Macrophages are critical to the maintenance of IL-13-dependent lung inflammation and fibrosis

Affiliations

Macrophages are critical to the maintenance of IL-13-dependent lung inflammation and fibrosis

L A Borthwick et al. Mucosal Immunol. 2016 Jan.

Abstract

The roles of macrophages in type 2-driven inflammation and fibrosis remain unclear. Here, using CD11b-diphtheria toxin receptor (DTR) transgenic mice and three models of interleukin 13 (IL-13)-dependent inflammation, fibrosis, and immunity, we show that CD11b(+) F4/80(+) Ly6C(+) macrophages are required for the maintenance of type 2 immunity within affected tissues but not secondary lymphoid organs.

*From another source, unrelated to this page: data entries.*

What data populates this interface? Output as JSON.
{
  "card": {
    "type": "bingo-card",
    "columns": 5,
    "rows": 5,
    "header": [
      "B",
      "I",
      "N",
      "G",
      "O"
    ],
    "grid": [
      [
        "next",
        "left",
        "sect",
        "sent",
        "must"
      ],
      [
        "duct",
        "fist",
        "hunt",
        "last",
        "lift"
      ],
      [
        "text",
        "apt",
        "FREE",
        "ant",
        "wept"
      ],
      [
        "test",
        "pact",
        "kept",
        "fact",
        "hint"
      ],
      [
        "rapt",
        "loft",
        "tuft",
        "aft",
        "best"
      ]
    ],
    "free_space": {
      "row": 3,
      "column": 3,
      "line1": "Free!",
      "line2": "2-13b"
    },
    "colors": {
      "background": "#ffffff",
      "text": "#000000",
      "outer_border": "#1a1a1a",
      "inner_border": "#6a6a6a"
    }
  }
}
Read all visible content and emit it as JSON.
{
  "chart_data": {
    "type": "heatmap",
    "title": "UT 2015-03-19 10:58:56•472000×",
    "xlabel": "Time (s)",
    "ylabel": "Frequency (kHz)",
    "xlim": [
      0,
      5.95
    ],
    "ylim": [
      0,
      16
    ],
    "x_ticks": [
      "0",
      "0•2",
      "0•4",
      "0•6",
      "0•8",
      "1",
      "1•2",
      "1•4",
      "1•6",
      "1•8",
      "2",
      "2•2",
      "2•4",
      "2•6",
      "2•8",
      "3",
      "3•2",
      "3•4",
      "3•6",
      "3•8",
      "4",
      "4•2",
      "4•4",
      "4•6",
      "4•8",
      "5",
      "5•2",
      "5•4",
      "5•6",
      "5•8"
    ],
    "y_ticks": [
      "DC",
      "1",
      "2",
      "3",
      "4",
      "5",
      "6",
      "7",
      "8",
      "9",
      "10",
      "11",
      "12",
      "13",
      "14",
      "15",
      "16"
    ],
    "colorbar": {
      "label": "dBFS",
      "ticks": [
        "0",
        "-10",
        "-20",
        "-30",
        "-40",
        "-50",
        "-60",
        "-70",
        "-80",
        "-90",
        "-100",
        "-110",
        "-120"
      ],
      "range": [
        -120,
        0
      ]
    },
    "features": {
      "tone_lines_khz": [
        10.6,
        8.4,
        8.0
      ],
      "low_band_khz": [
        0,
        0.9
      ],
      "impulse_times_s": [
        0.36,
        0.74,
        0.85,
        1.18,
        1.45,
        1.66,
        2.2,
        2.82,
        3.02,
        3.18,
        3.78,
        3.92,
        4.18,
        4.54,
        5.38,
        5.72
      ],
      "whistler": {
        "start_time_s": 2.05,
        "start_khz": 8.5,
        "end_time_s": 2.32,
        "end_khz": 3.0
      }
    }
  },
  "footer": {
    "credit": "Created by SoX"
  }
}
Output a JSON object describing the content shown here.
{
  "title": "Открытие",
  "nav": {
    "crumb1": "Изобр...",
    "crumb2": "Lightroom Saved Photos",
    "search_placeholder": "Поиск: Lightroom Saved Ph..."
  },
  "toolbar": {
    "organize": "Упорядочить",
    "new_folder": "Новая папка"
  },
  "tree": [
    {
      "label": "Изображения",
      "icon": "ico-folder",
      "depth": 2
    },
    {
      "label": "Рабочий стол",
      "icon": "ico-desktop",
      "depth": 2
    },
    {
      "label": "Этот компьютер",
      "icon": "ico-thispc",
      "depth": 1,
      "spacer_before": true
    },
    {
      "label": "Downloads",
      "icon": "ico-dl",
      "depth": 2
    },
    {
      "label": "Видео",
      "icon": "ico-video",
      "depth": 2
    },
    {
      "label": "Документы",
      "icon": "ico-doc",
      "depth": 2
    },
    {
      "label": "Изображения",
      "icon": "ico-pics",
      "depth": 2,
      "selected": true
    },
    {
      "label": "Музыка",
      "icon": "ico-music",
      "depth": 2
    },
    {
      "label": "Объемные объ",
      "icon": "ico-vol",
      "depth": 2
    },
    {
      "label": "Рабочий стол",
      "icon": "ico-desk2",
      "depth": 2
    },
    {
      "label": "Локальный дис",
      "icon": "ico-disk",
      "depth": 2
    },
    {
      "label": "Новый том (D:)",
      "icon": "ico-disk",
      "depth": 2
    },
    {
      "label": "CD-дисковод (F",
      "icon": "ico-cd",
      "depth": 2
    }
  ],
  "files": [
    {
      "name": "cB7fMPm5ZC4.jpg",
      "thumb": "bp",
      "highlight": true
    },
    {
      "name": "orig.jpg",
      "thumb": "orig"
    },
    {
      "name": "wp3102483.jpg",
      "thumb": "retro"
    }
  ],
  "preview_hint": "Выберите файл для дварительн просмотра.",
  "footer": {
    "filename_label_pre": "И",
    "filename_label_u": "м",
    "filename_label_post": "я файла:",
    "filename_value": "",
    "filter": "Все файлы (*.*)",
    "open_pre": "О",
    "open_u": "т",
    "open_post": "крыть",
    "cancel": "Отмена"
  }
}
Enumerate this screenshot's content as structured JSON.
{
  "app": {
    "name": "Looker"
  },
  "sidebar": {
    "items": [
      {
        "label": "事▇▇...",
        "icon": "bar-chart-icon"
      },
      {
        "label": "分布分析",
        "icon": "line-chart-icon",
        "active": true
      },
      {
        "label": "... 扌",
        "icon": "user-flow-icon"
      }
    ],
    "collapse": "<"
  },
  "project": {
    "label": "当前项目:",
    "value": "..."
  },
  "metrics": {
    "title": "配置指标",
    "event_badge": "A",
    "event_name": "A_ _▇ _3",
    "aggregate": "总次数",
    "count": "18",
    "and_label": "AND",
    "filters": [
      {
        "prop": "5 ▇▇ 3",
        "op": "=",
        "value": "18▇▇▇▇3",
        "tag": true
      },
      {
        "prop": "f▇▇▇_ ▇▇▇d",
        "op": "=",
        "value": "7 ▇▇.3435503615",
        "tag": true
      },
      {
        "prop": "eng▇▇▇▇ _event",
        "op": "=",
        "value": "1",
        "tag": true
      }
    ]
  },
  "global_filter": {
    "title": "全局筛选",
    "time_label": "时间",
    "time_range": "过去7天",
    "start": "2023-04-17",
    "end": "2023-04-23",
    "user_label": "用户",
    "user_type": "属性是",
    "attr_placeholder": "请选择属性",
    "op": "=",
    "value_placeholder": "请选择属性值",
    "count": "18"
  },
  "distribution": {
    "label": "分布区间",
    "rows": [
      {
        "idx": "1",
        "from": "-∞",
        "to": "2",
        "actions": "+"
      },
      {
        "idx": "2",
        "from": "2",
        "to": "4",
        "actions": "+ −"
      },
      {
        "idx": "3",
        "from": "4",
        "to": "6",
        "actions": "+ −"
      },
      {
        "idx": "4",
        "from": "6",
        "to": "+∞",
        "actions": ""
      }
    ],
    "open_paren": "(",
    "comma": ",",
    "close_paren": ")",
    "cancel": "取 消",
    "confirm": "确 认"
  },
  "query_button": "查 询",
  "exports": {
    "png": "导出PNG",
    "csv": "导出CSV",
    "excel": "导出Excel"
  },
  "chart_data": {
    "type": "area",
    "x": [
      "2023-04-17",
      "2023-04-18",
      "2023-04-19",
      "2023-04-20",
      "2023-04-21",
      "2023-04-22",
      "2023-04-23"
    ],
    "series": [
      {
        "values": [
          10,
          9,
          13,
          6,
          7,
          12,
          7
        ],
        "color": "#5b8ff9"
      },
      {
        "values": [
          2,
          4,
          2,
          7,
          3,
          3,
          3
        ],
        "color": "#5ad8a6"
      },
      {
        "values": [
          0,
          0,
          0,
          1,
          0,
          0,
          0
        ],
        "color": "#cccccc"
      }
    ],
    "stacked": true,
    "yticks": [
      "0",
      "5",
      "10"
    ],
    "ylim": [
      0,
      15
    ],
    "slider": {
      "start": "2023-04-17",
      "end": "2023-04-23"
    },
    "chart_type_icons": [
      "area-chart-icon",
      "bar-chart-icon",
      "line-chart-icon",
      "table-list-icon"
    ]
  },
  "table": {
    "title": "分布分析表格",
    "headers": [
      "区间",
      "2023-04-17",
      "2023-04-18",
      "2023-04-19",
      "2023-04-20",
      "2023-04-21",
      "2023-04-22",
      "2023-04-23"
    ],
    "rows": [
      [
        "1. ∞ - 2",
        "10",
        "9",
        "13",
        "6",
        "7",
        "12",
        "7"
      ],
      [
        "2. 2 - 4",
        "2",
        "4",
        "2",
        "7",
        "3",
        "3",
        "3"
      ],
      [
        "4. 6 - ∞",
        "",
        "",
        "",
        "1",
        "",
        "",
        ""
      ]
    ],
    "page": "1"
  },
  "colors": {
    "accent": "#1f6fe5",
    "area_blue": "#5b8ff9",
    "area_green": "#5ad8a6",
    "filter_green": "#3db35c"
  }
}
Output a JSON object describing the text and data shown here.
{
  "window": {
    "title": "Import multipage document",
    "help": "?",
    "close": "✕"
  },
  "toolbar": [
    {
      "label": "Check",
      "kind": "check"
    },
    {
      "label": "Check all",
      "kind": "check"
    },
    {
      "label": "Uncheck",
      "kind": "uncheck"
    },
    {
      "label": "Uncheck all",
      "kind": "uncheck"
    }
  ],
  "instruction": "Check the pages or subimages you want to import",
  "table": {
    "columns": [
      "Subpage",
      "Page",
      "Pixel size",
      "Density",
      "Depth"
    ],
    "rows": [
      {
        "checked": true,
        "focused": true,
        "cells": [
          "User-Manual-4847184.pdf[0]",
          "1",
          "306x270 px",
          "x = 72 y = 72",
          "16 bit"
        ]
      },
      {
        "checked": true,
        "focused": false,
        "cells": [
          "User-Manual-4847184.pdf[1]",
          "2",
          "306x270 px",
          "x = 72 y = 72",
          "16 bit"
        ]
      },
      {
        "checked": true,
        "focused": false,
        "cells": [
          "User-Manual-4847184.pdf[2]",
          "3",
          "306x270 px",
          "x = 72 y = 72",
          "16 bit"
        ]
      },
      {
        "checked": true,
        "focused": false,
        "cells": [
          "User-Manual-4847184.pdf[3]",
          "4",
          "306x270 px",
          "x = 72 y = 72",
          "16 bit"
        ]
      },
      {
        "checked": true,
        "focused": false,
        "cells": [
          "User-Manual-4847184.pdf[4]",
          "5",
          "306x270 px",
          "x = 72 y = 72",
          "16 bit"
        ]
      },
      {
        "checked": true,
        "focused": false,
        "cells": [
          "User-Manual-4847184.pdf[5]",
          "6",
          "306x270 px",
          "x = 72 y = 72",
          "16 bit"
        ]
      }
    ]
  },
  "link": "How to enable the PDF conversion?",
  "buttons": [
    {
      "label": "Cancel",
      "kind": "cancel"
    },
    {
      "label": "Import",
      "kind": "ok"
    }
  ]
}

Direct depletion of macrophages during the maintenance or resolution phases of secondary Schistosoma mansoni egg-induced granuloma formation caused a profound decrease in inflammation, fibrosis, and type 2 gene expression. Additional studies with CD11c-DTR and CD11b/CD11c-DTR double-transgenic mice suggested that macrophages but not dendritic cells were critical. Mechanistically, macrophage depletion impaired effector CD4(+) T helper type 2 (Th2) cell homing and activation within the inflamed lung. Depletion of CD11b(+) F4/80(+) Ly6C(+) macrophages similarly reduced house dust mite-induced allergic lung inflammation and suppressed IL-13-dependent immunity to the nematode parasite Nippostrongylus brasiliensis. Consequently, therapeutic strategies targeting macrophages offer a novel approach to ameliorate established type 2 inflammatory diseases.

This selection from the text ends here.